Why should the nurse closely monitor older adults when they are receiving IV therapy?
- A. Because their defense mechanisms are less efficient.
- B. Because they are prone to fluid overload.
- C. Because they are prone to increased renal efficiency.
- D. Because they have inadequate intake of dietary fiber.
Correct Answer: B
Rationale: The correct answer is B because older adults are more susceptible to fluid overload due to decreased kidney function and other physiological changes.

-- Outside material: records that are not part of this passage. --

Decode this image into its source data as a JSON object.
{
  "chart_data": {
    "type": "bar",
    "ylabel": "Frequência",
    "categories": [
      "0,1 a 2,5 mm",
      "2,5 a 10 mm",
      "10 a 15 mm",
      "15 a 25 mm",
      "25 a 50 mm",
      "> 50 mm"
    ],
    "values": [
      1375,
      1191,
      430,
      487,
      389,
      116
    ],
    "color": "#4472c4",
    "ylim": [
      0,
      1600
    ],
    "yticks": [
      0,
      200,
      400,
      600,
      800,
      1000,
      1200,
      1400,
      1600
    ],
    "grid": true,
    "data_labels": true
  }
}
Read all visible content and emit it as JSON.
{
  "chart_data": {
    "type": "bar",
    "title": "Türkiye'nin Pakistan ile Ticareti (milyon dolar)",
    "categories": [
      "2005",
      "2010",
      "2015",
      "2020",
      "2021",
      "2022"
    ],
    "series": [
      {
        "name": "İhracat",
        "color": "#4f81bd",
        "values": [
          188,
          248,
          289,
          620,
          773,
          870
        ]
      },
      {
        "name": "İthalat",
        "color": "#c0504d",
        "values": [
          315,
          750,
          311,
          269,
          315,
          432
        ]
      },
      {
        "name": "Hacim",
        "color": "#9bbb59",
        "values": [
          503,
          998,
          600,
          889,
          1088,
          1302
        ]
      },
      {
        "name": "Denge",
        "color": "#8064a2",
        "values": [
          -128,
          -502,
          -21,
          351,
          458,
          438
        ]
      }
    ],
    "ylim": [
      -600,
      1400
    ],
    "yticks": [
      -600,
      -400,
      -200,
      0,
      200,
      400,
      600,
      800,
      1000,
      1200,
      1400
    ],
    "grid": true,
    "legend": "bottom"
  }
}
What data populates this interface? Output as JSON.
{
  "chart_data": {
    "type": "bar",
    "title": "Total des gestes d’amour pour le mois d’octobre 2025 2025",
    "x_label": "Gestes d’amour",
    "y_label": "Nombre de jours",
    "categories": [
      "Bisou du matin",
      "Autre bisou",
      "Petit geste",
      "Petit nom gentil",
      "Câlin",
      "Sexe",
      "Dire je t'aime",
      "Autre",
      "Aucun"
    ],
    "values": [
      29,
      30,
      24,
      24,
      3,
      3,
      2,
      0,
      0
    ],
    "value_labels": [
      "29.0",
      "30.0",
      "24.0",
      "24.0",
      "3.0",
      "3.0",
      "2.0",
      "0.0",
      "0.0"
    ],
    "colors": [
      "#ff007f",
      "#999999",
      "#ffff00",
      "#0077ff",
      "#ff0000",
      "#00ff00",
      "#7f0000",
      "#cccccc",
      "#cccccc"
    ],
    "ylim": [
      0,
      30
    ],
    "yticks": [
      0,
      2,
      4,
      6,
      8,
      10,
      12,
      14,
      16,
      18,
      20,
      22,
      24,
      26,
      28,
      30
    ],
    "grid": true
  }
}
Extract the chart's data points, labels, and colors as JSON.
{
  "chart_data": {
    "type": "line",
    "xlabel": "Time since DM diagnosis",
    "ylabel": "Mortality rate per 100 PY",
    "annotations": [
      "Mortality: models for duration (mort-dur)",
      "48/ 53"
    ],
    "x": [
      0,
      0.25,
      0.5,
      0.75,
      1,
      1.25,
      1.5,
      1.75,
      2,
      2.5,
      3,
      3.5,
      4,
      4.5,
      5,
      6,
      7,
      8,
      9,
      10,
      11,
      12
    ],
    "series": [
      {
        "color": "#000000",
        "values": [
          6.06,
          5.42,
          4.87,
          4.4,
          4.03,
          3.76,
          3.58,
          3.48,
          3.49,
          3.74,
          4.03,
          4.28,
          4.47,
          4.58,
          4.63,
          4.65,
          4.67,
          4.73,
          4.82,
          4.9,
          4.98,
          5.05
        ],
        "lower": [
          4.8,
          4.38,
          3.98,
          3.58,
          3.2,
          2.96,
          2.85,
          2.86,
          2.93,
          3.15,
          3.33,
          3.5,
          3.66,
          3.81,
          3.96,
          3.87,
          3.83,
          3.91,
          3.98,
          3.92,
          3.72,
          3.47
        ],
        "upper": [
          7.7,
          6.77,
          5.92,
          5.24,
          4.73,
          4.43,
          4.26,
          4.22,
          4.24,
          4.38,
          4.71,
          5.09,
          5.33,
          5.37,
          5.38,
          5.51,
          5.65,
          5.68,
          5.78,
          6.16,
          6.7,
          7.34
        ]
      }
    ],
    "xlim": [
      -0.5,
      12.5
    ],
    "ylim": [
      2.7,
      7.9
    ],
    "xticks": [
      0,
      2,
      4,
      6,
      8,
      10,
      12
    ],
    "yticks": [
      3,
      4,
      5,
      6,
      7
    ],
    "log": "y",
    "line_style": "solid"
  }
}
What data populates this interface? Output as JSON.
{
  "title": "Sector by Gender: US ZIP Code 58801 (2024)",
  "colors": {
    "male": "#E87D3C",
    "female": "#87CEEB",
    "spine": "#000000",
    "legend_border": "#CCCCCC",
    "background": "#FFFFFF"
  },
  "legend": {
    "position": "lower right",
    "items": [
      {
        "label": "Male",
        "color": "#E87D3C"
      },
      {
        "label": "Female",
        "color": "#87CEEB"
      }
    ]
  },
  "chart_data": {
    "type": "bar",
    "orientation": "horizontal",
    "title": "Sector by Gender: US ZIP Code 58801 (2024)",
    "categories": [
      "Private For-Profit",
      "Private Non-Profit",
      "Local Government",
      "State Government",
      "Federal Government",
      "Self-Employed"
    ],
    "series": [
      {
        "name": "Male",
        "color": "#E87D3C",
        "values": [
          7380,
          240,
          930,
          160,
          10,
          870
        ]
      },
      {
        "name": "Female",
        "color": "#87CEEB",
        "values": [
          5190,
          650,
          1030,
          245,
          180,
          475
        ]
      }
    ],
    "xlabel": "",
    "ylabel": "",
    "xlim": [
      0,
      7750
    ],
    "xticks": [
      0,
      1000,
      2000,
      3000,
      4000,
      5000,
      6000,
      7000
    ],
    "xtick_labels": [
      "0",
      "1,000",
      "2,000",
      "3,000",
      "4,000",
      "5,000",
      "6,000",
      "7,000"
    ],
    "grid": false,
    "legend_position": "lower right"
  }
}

The patient experiences sudden pain in his right calf while sitting at home. He is diagnosed with deep vein thrombosis (DVT). The first intervention is to
- A. Apply ice packs to the affected area every 4 to 6 hours.
- B. Increase dietary intake of foods rich in vitamin K.
- C. Monitor platelet counts daily.
- D. Use intermittent warm soaks of the affected area.
Correct Answer: C
Rationale: Monitoring platelets is crucial when anticoagulants are administered.
What is the main risk factor for developing presbycusis?
- A. Age
- B. Noise exposure
- C. Genetics
- D. All of the above
Correct Answer: A
Rationale: Age is the primary risk factor for presbycusis, a form of age-related hearing loss.
Which member of the surgical team does not scrub in the OR?
- A. The surgeon.
- B. The circulating nurse.
- C. The scrub nurse or surgical tech.
- D. The holding area nurse.
Correct Answer: B
Rationale: The circulating nurse remains outside the sterile field to assist with supplies.